L’anxiété passagère est une réponse adaptée à un contexte précis : un examen, une prise de parole, une décision difficile. Elle se dissipe lorsque la situation est résolue. L’anxiété chronique, elle, s’est déconnectée de tout contexte précis : le système nerveux reste en alerte même en l’absence de danger identifiable, et les signaux physiques deviennent le quotidien plutôt que l’exception.

La cohérence cardiaque fonctionne-t-elle vraiment ?

Oui, et de manière documentée. Les recherches de l’Institut HeartMath (McCraty et al., 2015) montrent que cinq minutes de respiration à cinq cycles par minute augmentent la variabilité de la fréquence cardiaque, un marqueur fiable de l’équilibre du système nerveux autonome. L’effet est mesurable dès la première séance, et se renforce avec la régularité de la pratique.

Peut-on réguler l’anxiété chronique sans médicaments ?

Pour de nombreuses personnes, oui, par une combinaison de pratiques de régulation du système nerveux, d’accompagnement thérapeutique adapté (hypnose Ericksonienne, naturopathie, thérapies corporelles) et de modifications du mode de vie.
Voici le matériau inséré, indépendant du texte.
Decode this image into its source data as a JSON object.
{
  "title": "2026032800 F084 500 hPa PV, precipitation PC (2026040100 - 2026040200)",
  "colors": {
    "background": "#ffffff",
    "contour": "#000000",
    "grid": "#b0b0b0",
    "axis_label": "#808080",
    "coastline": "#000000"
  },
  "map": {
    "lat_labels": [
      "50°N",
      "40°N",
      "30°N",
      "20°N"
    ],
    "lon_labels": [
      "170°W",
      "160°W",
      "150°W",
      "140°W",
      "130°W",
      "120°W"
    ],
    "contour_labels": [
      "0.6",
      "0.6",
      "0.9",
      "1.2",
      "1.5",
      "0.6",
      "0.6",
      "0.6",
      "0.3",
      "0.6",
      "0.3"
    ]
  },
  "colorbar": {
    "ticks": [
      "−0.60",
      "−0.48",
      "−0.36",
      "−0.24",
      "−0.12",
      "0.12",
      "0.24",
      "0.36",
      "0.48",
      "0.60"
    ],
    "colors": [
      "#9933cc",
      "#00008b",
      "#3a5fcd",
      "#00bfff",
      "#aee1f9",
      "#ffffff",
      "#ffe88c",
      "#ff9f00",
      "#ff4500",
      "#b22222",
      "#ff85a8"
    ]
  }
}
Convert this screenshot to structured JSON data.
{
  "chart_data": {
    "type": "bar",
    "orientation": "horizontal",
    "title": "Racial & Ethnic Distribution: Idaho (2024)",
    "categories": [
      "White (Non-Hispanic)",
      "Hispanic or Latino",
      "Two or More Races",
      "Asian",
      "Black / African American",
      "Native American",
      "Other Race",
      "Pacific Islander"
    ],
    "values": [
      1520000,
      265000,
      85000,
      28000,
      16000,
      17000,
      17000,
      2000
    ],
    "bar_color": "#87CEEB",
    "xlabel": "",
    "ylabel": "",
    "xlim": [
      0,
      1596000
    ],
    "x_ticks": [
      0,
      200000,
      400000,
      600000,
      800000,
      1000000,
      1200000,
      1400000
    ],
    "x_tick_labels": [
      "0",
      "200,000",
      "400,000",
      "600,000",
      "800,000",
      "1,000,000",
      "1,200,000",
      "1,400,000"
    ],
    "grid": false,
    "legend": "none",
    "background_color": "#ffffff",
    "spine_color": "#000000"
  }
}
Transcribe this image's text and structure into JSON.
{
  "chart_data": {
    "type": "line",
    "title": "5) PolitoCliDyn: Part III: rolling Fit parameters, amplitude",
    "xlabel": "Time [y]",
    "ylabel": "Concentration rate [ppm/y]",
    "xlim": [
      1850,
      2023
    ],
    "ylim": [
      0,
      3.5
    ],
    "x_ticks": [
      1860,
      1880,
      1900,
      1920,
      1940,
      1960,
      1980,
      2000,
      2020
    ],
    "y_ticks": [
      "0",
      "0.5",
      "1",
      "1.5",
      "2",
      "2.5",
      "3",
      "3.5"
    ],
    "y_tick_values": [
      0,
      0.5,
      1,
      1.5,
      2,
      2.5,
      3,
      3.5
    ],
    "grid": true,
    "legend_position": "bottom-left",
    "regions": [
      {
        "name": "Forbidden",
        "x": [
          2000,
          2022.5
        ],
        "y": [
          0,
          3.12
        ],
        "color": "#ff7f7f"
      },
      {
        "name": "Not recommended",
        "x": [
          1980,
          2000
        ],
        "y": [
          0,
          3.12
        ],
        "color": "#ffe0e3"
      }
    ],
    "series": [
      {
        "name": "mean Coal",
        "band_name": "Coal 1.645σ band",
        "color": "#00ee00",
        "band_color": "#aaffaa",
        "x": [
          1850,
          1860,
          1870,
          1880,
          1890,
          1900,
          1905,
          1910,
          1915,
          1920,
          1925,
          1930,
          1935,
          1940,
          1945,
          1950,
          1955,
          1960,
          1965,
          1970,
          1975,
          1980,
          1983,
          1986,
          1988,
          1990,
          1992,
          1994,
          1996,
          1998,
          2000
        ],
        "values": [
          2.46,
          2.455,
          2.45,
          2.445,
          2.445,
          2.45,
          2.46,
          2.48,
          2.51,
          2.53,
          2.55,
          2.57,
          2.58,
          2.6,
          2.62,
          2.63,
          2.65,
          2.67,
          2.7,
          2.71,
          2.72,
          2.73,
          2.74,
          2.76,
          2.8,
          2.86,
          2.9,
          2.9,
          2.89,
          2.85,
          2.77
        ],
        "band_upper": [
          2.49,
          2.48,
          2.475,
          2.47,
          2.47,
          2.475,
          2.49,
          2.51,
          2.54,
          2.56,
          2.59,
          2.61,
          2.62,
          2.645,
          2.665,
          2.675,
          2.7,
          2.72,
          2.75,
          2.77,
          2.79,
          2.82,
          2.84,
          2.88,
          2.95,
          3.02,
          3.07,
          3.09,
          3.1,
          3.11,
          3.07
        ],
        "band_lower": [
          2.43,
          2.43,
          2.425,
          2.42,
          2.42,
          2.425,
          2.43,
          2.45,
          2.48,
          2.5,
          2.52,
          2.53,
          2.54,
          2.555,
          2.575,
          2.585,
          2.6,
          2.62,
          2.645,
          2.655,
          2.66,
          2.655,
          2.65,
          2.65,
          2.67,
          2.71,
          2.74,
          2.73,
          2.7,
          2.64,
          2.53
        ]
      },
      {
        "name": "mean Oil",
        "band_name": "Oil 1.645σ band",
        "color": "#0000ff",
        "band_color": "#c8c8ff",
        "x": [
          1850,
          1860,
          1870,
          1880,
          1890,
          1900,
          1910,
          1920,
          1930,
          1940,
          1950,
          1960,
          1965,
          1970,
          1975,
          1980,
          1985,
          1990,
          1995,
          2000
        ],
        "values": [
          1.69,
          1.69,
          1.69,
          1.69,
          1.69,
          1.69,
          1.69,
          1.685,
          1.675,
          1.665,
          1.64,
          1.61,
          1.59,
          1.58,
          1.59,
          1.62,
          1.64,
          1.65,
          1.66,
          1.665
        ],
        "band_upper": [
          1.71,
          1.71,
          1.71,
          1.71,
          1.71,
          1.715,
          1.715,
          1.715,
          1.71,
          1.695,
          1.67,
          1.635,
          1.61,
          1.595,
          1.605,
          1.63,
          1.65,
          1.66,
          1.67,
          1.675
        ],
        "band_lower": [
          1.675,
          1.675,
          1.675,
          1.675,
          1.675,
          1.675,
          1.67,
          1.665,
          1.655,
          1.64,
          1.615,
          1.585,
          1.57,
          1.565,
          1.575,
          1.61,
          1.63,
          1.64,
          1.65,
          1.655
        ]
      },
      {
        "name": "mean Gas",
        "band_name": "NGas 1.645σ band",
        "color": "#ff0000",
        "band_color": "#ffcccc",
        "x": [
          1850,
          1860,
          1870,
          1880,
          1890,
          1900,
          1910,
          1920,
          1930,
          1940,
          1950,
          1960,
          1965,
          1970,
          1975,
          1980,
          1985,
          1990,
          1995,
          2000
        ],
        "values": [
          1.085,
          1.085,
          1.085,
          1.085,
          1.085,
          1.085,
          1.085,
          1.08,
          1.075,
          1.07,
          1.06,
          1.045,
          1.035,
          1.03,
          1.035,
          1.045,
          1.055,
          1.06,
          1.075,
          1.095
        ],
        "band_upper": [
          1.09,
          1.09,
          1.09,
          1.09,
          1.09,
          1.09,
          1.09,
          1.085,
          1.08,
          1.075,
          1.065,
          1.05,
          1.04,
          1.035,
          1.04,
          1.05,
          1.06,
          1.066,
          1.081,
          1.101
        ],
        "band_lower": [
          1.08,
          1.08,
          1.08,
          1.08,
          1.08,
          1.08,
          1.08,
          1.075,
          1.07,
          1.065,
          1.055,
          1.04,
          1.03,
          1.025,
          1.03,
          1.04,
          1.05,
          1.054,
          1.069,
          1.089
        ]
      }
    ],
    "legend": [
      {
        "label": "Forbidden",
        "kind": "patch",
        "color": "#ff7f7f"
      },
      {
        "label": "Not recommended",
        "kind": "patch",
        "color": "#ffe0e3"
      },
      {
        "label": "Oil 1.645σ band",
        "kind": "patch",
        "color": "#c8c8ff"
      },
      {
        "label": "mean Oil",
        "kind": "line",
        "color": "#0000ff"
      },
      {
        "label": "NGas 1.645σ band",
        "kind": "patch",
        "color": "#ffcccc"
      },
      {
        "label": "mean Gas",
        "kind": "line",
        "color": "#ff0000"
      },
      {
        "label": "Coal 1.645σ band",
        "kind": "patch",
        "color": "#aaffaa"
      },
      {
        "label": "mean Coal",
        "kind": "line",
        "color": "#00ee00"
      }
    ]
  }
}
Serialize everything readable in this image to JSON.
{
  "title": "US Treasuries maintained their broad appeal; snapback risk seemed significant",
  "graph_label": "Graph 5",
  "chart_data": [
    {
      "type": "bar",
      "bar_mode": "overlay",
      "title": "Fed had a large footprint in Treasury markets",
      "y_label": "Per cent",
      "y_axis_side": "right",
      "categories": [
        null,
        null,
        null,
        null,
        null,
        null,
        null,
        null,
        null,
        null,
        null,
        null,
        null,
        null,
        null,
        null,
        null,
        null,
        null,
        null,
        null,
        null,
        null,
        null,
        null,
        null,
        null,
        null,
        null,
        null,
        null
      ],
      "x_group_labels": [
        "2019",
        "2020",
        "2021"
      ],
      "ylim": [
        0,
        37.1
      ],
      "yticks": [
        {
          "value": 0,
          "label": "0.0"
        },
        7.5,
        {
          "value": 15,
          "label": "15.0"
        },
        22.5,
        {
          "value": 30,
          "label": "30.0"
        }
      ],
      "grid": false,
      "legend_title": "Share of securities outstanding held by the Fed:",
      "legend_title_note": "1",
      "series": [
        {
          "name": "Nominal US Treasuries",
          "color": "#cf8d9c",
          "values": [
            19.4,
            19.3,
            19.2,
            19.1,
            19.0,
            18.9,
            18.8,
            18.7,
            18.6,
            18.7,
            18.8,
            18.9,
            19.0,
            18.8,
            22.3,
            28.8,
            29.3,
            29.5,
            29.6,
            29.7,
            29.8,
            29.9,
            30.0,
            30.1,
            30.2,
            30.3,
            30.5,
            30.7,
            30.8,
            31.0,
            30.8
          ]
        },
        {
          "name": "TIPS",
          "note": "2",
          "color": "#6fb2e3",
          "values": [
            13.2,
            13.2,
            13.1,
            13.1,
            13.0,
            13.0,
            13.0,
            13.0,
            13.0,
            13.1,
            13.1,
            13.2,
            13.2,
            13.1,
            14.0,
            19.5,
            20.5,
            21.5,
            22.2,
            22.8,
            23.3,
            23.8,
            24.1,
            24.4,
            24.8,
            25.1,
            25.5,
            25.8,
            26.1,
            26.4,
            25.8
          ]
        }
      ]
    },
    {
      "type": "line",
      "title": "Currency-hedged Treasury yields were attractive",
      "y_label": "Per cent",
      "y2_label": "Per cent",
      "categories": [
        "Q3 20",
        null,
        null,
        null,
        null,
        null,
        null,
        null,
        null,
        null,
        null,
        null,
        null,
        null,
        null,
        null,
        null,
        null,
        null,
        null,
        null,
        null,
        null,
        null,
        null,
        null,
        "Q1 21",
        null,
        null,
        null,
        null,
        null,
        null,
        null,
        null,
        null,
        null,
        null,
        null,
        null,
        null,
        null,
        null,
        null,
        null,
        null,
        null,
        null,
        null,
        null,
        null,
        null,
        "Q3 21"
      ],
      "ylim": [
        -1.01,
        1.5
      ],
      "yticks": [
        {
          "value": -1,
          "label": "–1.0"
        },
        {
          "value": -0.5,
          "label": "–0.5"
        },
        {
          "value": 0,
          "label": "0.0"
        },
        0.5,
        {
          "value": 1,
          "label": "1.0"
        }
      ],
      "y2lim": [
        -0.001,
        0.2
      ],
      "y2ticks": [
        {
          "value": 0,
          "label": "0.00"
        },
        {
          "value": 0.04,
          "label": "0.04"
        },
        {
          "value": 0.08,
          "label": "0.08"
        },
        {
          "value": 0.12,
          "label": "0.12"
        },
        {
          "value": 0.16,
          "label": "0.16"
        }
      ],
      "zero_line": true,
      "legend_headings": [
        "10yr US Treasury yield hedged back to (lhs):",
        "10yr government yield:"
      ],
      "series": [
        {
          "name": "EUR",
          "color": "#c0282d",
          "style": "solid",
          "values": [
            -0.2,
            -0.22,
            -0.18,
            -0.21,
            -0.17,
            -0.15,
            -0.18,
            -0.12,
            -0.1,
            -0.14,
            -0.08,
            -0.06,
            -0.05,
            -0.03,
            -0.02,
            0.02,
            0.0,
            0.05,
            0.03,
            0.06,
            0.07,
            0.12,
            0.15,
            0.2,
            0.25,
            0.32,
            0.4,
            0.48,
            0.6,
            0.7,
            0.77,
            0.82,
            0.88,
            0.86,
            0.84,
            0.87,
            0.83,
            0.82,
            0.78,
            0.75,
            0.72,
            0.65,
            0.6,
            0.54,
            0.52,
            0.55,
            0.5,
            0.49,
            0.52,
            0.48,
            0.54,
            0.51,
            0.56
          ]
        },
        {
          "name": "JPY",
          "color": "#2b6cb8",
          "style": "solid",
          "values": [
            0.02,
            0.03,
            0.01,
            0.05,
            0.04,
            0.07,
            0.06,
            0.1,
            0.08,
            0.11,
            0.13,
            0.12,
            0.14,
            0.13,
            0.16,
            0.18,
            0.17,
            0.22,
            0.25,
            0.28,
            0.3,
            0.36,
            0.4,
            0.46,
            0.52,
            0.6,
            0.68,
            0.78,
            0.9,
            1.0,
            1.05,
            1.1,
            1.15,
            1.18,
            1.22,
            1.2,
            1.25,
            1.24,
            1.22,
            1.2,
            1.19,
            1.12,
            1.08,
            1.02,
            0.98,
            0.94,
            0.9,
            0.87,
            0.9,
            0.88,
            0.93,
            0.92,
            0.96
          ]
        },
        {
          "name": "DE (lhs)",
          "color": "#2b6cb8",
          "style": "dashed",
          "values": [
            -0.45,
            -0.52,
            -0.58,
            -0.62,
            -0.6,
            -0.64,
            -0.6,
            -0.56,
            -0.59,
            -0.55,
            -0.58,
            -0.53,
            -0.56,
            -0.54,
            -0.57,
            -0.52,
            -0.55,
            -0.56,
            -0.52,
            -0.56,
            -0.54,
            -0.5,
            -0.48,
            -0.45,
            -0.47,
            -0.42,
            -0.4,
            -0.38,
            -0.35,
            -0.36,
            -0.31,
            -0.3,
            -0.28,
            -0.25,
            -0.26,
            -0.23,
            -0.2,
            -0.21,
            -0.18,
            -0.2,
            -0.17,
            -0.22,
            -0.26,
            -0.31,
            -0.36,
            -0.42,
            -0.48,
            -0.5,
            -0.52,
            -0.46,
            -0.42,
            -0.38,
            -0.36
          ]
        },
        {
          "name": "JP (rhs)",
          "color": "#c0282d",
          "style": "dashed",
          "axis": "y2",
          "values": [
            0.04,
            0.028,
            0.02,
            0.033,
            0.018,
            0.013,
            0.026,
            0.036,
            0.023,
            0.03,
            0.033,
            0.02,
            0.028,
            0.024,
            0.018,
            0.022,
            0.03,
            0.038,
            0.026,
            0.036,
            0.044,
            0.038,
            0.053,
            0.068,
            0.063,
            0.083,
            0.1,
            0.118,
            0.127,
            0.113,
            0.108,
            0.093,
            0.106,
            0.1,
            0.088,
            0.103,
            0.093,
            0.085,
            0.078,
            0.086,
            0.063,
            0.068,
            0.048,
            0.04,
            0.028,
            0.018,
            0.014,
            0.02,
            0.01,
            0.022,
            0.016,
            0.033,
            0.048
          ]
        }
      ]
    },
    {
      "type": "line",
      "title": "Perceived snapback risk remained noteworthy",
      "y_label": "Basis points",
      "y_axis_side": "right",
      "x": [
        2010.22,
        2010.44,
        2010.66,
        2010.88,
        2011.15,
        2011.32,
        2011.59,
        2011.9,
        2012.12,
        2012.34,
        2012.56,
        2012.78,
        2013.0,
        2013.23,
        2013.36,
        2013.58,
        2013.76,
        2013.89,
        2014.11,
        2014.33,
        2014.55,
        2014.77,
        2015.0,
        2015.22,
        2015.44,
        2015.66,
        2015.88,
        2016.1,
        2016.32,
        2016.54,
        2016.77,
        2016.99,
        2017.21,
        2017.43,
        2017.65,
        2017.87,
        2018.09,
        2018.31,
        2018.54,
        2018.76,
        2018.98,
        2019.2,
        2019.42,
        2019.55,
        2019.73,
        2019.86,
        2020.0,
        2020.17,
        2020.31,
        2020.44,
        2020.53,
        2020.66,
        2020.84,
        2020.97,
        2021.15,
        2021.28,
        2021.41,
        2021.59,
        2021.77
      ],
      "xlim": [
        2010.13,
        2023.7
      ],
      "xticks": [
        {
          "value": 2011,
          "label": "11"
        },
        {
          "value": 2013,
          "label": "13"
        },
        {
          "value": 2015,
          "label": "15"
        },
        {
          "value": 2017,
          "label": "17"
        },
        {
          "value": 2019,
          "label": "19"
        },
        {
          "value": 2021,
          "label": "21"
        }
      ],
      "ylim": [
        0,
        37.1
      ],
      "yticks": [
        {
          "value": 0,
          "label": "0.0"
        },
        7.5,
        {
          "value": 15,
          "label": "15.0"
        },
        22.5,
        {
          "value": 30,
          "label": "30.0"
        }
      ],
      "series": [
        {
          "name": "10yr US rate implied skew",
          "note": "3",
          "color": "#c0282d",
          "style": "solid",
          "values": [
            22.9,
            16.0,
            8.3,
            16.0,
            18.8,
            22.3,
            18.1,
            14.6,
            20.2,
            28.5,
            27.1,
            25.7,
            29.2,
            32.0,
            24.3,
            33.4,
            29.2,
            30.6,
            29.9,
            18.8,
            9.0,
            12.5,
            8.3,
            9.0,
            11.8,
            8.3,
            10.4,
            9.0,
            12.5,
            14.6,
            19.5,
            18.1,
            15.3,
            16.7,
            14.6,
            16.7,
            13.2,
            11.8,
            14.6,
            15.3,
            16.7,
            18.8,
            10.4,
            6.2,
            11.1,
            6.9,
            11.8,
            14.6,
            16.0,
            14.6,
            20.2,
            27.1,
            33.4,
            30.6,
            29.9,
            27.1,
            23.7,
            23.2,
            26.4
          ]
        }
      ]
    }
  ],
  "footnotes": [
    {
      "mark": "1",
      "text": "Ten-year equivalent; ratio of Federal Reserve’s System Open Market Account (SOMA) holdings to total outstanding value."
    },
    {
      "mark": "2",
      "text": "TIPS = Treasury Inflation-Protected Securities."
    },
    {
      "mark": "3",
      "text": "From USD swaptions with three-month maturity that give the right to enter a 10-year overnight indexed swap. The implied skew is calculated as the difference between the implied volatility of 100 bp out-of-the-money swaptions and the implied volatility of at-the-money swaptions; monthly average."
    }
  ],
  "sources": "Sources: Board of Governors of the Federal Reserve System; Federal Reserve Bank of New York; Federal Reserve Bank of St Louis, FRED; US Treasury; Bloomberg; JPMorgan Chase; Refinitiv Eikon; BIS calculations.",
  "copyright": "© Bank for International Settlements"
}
La question n’est pas médicaments ou pas médicaments : c’est comprendre ce qui se passe dans votre corps pour choisir l’approche qui vous correspond.

Quelles pratiques recommandez-vous en naturopathie pour l’anxiété chronique ?

Les approches qui ont montré leur pertinence en naturopathie intégrative incluent : la cohérence cardiaque (régulation directe du système nerveux autonome), la phytothérapie adaptogène (ashwagandha KSM-66, rhodiola), la gemmothérapie (figuier, tilleul), l’aromathérapie ciblée (lavande vraie, camomille romaine), le yoga Yin et les pratiques de pleine présence, et l’hypnose Ericksonienne pour les schémas anxieux profonds. Ces approches se combinent selon votre terrain et votre profil.